我瞟了他一眼,道:“我今日做了一桩事。”

他道:“嗯?”

我咳了声,“我买了个宅子,写的我和你的名字。”

沈卿州看向我。

我道:“你住的那一处,唔,花山巷,小孩子时不时就跑去你家中,小孩子的娘亲为了去喊他们回家,免不得也要时不时跑去你家中,这样不好。我买的那处宅子,听房牙说,就不大会有小孩子的娘亲跑进去。”

沈卿州不说话。

我又道:“我若出不得府,你得空去除个尘,好不?”

沈卿州又看了我一阵,含笑道:“好。”

我后来才知,云栖岸卖给我的这处宅子的左邻右舍,只得他一个。宅子所处的霄云巷上的所有房产,都是他云栖岸的。

沈卿州也没跟我说,只将新房布置得十分好。

成亲当天,他喝得大醉酩酊。

第24章

沈卿州的婚事惊动了青云宗。

但他的师父,青云宗首座眉山真人闭关已六年未出。

杜掌门郑重地命弟子去眉山闭关的洞府前告知一回,又亲自写了一封信随黄金三万斤让人给送到了上将军府。

信是给沈卿州的,却叫我爹一时失察给误拆开了。

我爹琢磨杜掌门的意思,大约是想沈卿州成亲完回一趟宗门,顺便也把我给带回去。琢磨出这一层,他即刻命秦陆去了花山巷。

沈卿州终是答应,不带我出邰阳半步。

之前忠靖王府抬过来、上将军府抬过去的聘礼共一百零八扛,也不过黄金万斤。青云宗替沈卿州出的黄金三万斤,一时间叫不少府人大度地颔首这委实是一桩好姻缘。

成亲前,我又去过几趟花山巷。

每一次回府途中,一转进果子巷,总是遇上一顶官轿不疾不徐地挡在前头。

我跟一阵再超过去,透过垂下来的轿帘,只看得出一个朦胧的轮廓端坐轿中,似也微微侧脸看过来。

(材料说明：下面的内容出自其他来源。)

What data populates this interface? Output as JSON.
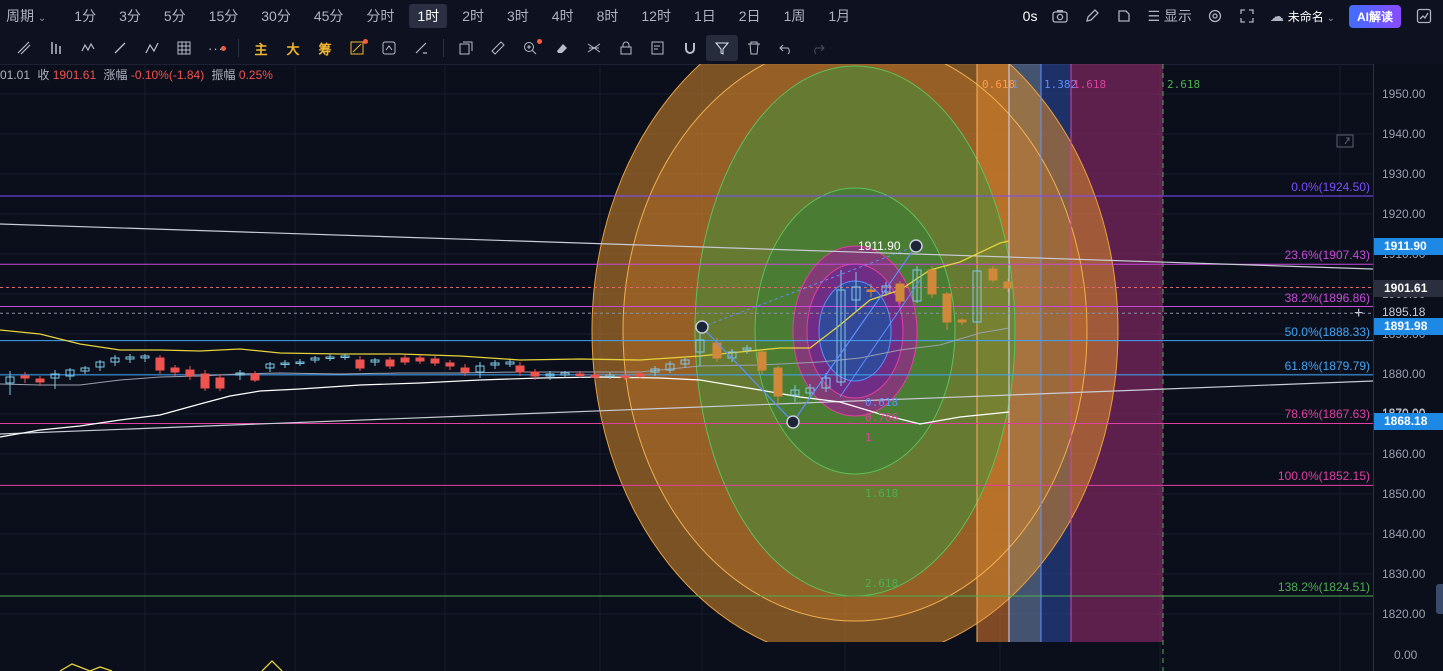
{
  "topbar": {
    "period_label": "周期",
    "intervals": [
      "1分",
      "3分",
      "5分",
      "15分",
      "30分",
      "45分",
      "分时",
      "1时",
      "2时",
      "3时",
      "4时",
      "8时",
      "12时",
      "1日",
      "2日",
      "1周",
      "1月"
    ],
    "active_interval": "1时",
    "countdown": "0s",
    "display_label": "显示",
    "layout_name": "未命名",
    "ai_label": "AI解读"
  },
  "toolbar": {
    "cn_tools": [
      "主",
      "大",
      "筹"
    ]
  },
  "infoline": {
    "open_partial": "01.01",
    "close_label": "收",
    "close_value": "1901.61",
    "change_label": "涨幅",
    "change_value": "-0.10%(-1.84)",
    "amplitude_label": "振幅",
    "amplitude_value": "0.25%"
  },
  "yaxis": {
    "ticks": [
      "1950.00",
      "1940.00",
      "1930.00",
      "1920.00",
      "1910.00",
      "1900.00",
      "1890.00",
      "1880.00",
      "1870.00",
      "1860.00",
      "1850.00",
      "1840.00",
      "1830.00",
      "1820.00"
    ],
    "partial_ticks": [
      "1895.18",
      "1870.00"
    ],
    "bottom_label": "0.00",
    "tags": [
      {
        "text": "1911.90",
        "color": "#1e88e5"
      },
      {
        "text": "1901.61",
        "color": "#2b2f3d"
      },
      {
        "text": "1891.98",
        "color": "#1e88e5"
      },
      {
        "text": "1868.18",
        "color": "#1e88e5"
      }
    ]
  },
  "fib_levels": [
    {
      "label": "0.0%(1924.50)",
      "color": "#7c4dff"
    },
    {
      "label": "23.6%(1907.43)",
      "color": "#c84bd8"
    },
    {
      "label": "38.2%(1896.86)",
      "color": "#c84bd8"
    },
    {
      "label": "50.0%(1888.33)",
      "color": "#42a5f5"
    },
    {
      "label": "61.8%(1879.79)",
      "color": "#42a5f5"
    },
    {
      "label": "78.6%(1867.63)",
      "color": "#e040a0"
    },
    {
      "label": "100.0%(1852.15)",
      "color": "#e040a0"
    },
    {
      "label": "138.2%(1824.51)",
      "color": "#4caf50"
    }
  ],
  "circle_labels": [
    {
      "text": "0.618",
      "color": "#5c8fff"
    },
    {
      "text": "0.786",
      "color": "#e040a0"
    },
    {
      "text": "1",
      "color": "#e040a0"
    },
    {
      "text": "1.618",
      "color": "#4caf50"
    },
    {
      "text": "2.618",
      "color": "#4caf50"
    }
  ],
  "time_zone_labels": [
    {
      "text": "0.618",
      "color": "#ff9a4a"
    },
    {
      "text": "1",
      "color": "#5c8fff"
    },
    {
      "text": "1.382",
      "color": "#5c8fff"
    },
    {
      "text": "1.618",
      "color": "#e040a0"
    },
    {
      "text": "2.618",
      "color": "#4caf50"
    }
  ],
  "high_label": "1911.90",
  "colors": {
    "up": "#26a69a",
    "down": "#ef5350",
    "accent": "#1e88e5"
  }
}
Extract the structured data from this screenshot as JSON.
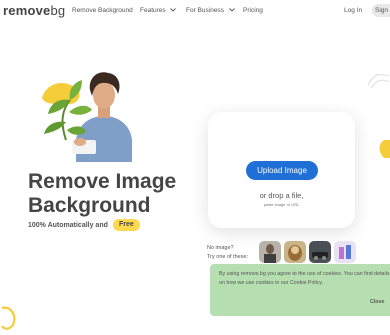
{
  "nav": {
    "logo_main": "remove",
    "logo_suffix": "bg",
    "links": [
      "Remove Background",
      "Features",
      "For Business",
      "Pricing"
    ],
    "login": "Log In",
    "signup": "Sign"
  },
  "hero": {
    "title_line1": "Remove Image",
    "title_line2": "Background",
    "subtitle": "100% Automatically and",
    "free_badge": "Free"
  },
  "upload": {
    "button": "Upload Image",
    "drop_text": "or drop a file,",
    "paste_text": "paste image or URL"
  },
  "samples": {
    "line1": "No image?",
    "line2": "Try one of these:"
  },
  "cookie": {
    "text": "By using remove.bg you agree to the use of cookies. You can find details on how we use cookies in our Cookie Policy.",
    "close": "Close"
  },
  "colors": {
    "accent": "#1f6fd6",
    "free_badge": "#ffd84d",
    "cookie_bg": "#b6dfb1",
    "deco_yellow": "#f5cc3a"
  }
}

终于有一日,我同那官轿并排走一阵,又掀起帘子凝目看一阵,向住那个朦胧的轮廓问:“是你吗?”

轮廓不答话。

我隐约瞧得一双危危上挑的桃花眼也向住我。

又问了一遍。

官轿突然停下。我没留神超过去几步,遂又让轿夫退了几步回来,同那顶官轿窗对着窗。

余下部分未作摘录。